Thursday, November 4, 2010

Barbeque and Moses Cone

Blowing Rock is the tourist shopping destination for the High Country. So, our last day with brother and SIL, we loaded up and drove the very short distance to BR. The downtown is about 2 blocks of small retail shops, many of them galleries showing fine artwork and jewelry. We poked through the shops, brother and Stuart spending most of the time waiting outside on the sidewalk. It rained last night, so all the convenient benches are wet. Our last stop downtown was the BR museum.
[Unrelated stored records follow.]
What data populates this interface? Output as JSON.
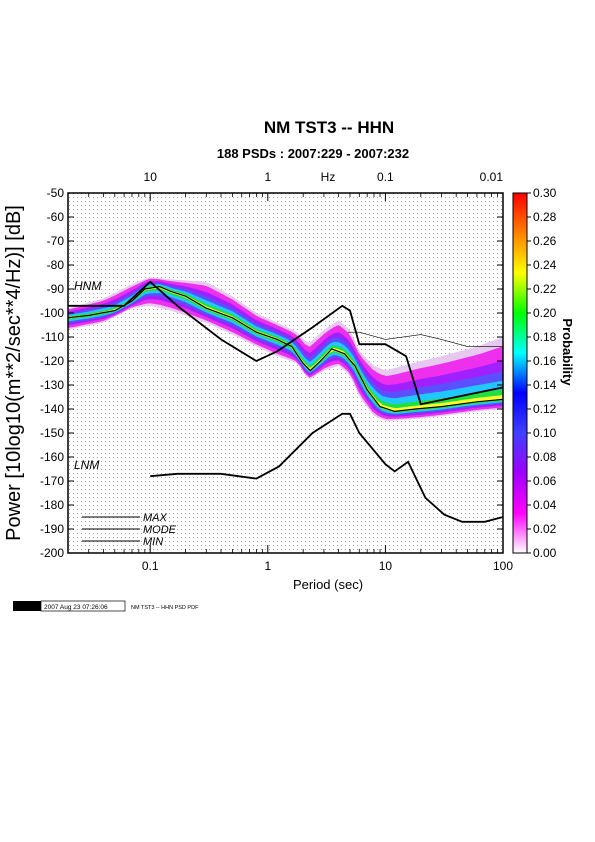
{
  "chart_data": {
    "type": "heatmap",
    "title": "NM TST3 -- HHN",
    "subtitle": "188 PSDs : 2007:229 - 2007:232",
    "xlabel": "Period (sec)",
    "ylabel": "Power [10log10(m**2/sec**4/Hz)] [dB]",
    "x_scale": "log",
    "xlim": [
      0.02,
      100
    ],
    "ylim": [
      -200,
      -50
    ],
    "x_ticks": [
      0.1,
      1,
      10,
      100
    ],
    "x_tick_labels": [
      "0.1",
      "1",
      "10",
      "100"
    ],
    "y_ticks": [
      -200,
      -190,
      -180,
      -170,
      -160,
      -150,
      -140,
      -130,
      -120,
      -110,
      -100,
      -90,
      -80,
      -70,
      -60,
      -50
    ],
    "y_tick_labels": [
      "-200",
      "-190",
      "-180",
      "-170",
      "-160",
      "-150",
      "-140",
      "-130",
      "-120",
      "-110",
      "-100",
      "-90",
      "-80",
      "-70",
      "-60",
      "-50"
    ],
    "top_axis": {
      "label": "Hz",
      "ticks": [
        10,
        1,
        0.1,
        0.01
      ],
      "tick_labels": [
        "10",
        "1",
        "0.1",
        "0.01"
      ]
    },
    "grid": true,
    "colorbar": {
      "label": "Probability",
      "min": 0.0,
      "max": 0.3,
      "ticks": [
        "0.30",
        "0.28",
        "0.26",
        "0.24",
        "0.22",
        "0.20",
        "0.18",
        "0.16",
        "0.14",
        "0.12",
        "0.10",
        "0.08",
        "0.06",
        "0.04",
        "0.02",
        "0.00"
      ],
      "colors": [
        "#ffffff",
        "#ff00ff",
        "#a000ff",
        "#4040ff",
        "#0000ff",
        "#00ffff",
        "#00ff00",
        "#ffff00",
        "#ff8000",
        "#ff0000"
      ]
    },
    "model_labels": {
      "high": "HNM",
      "low": "LNM"
    },
    "legend": [
      {
        "name": "MAX",
        "color": "#0000cc"
      },
      {
        "name": "MODE",
        "color": "#000000"
      },
      {
        "name": "MIN",
        "color": "#cc0000"
      }
    ],
    "legend_position": "bottom-left",
    "nhnm": [
      [
        0.02,
        -97
      ],
      [
        0.06,
        -97
      ],
      [
        0.1,
        -87
      ],
      [
        0.17,
        -97
      ],
      [
        0.4,
        -111
      ],
      [
        0.8,
        -120
      ],
      [
        1.2,
        -116
      ],
      [
        2.4,
        -106
      ],
      [
        4.3,
        -97
      ],
      [
        5.0,
        -99
      ],
      [
        6.0,
        -113
      ],
      [
        10,
        -113
      ],
      [
        15,
        -118
      ],
      [
        20,
        -138
      ],
      [
        100,
        -131
      ]
    ],
    "nlnm": [
      [
        0.1,
        -168
      ],
      [
        0.17,
        -167
      ],
      [
        0.4,
        -167
      ],
      [
        0.8,
        -169
      ],
      [
        1.24,
        -164
      ],
      [
        2.4,
        -150
      ],
      [
        4.3,
        -142
      ],
      [
        5.0,
        -142
      ],
      [
        6.0,
        -150
      ],
      [
        10,
        -163
      ],
      [
        12,
        -166
      ],
      [
        15.6,
        -162
      ],
      [
        21.9,
        -177
      ],
      [
        31.6,
        -184
      ],
      [
        45,
        -187
      ],
      [
        70,
        -187
      ],
      [
        100,
        -185
      ]
    ],
    "mode": [
      [
        0.02,
        -102
      ],
      [
        0.03,
        -101
      ],
      [
        0.05,
        -99
      ],
      [
        0.07,
        -95
      ],
      [
        0.09,
        -90
      ],
      [
        0.12,
        -89
      ],
      [
        0.15,
        -91
      ],
      [
        0.2,
        -93
      ],
      [
        0.3,
        -98
      ],
      [
        0.5,
        -102
      ],
      [
        0.8,
        -108
      ],
      [
        1.2,
        -111
      ],
      [
        1.6,
        -114
      ],
      [
        2.0,
        -121
      ],
      [
        2.3,
        -124
      ],
      [
        2.8,
        -120
      ],
      [
        3.5,
        -115
      ],
      [
        4.5,
        -117
      ],
      [
        5.5,
        -122
      ],
      [
        7,
        -132
      ],
      [
        9,
        -139
      ],
      [
        12,
        -141
      ],
      [
        18,
        -140
      ],
      [
        30,
        -139
      ],
      [
        60,
        -137
      ],
      [
        100,
        -136
      ]
    ],
    "band_upper": [
      [
        0.02,
        -98
      ],
      [
        0.04,
        -94
      ],
      [
        0.07,
        -88
      ],
      [
        0.1,
        -85
      ],
      [
        0.15,
        -86
      ],
      [
        0.3,
        -87
      ],
      [
        0.5,
        -93
      ],
      [
        0.8,
        -100
      ],
      [
        1.2,
        -104
      ],
      [
        1.8,
        -108
      ],
      [
        2.2,
        -113
      ],
      [
        3,
        -107
      ],
      [
        4,
        -103
      ],
      [
        5,
        -107
      ],
      [
        6,
        -116
      ],
      [
        8,
        -122
      ],
      [
        10,
        -124
      ],
      [
        20,
        -120
      ],
      [
        30,
        -118
      ],
      [
        60,
        -114
      ],
      [
        100,
        -110
      ]
    ],
    "band_lower": [
      [
        0.02,
        -107
      ],
      [
        0.04,
        -104
      ],
      [
        0.07,
        -98
      ],
      [
        0.1,
        -97
      ],
      [
        0.15,
        -99
      ],
      [
        0.3,
        -104
      ],
      [
        0.5,
        -109
      ],
      [
        0.8,
        -114
      ],
      [
        1.2,
        -118
      ],
      [
        1.8,
        -121
      ],
      [
        2.2,
        -128
      ],
      [
        3,
        -124
      ],
      [
        4,
        -122
      ],
      [
        5,
        -126
      ],
      [
        6,
        -135
      ],
      [
        8,
        -143
      ],
      [
        10,
        -145
      ],
      [
        20,
        -144
      ],
      [
        30,
        -143
      ],
      [
        60,
        -141
      ],
      [
        100,
        -140
      ]
    ],
    "max_line": [
      [
        4.8,
        -108
      ],
      [
        6,
        -108
      ],
      [
        10,
        -111
      ],
      [
        20,
        -109
      ],
      [
        30,
        -111
      ],
      [
        50,
        -114
      ],
      [
        100,
        -114
      ]
    ]
  },
  "footer": {
    "gmt_logo": "GMT",
    "timestamp": "2007 Aug 23 07:26:06",
    "caption": "NM TST3 -- HHN PSD PDF"
  }
}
Nice display of old hotel pictures, and a chatty volunteer manning the tiny place. Lunch. On the bypass, a good barbeque place that just called out to us. Woodlanders. On the wall just inside, there is a framed thank you note from Billy Graham. With the note, a photo of BG, with George W. Bush, Bill Clinton and Jimmy Carter taken at the opening of the BG Library last year. Woodlanders catered the lunch, which was apparently much enjoyed. And to think we just stumbled on the place! Our waitress was awol for a while. We learned, when she returned, that there was a woodchuck in the parking lot who had caught the attention of all the kitchen staff. Doncha love a small town?
 

 Thursday, after brother and SIL loaded up and headed east, Stuart and I went to the Moses Cone National Park. It's an estate on the Blue Ridge Parkway, just outside of Boone. Moses' father moved to America in the mid-1800's from Germany. Changed his name from Kahn to Cone. Moses lived the American dream of working hard and making big money. In 1896 he and his wife bouhght 3,600 acres of land around Flat Top Mountain. Between 1899-1901 they built a 14,000 sq. ft. house on the land. He died a few years later, Bertha lived many more years. She left the estate to the hospital in Winston-Salem, who gave it to the National Park Service when the Parkway was built in the mid-1950's. Today, the house is an American folk art gallery, and the estate is a quiet place for hiking and wildlife. The 25 miles of old carriage roads are open for hiking and horseback riding, not cars allowed. Stuart and I hiked to the family cemetary, picnic on my back. It was terribly windy, so we hunkered down behind a little ridge to eat. If the wind had not been blowing to wildly, we would have hiked further. The trail led us through some pasture land, and up a ridge for great views.

 
Posted by Picasa
Dinner over the campfire, just the two of us tonight. Lovely day.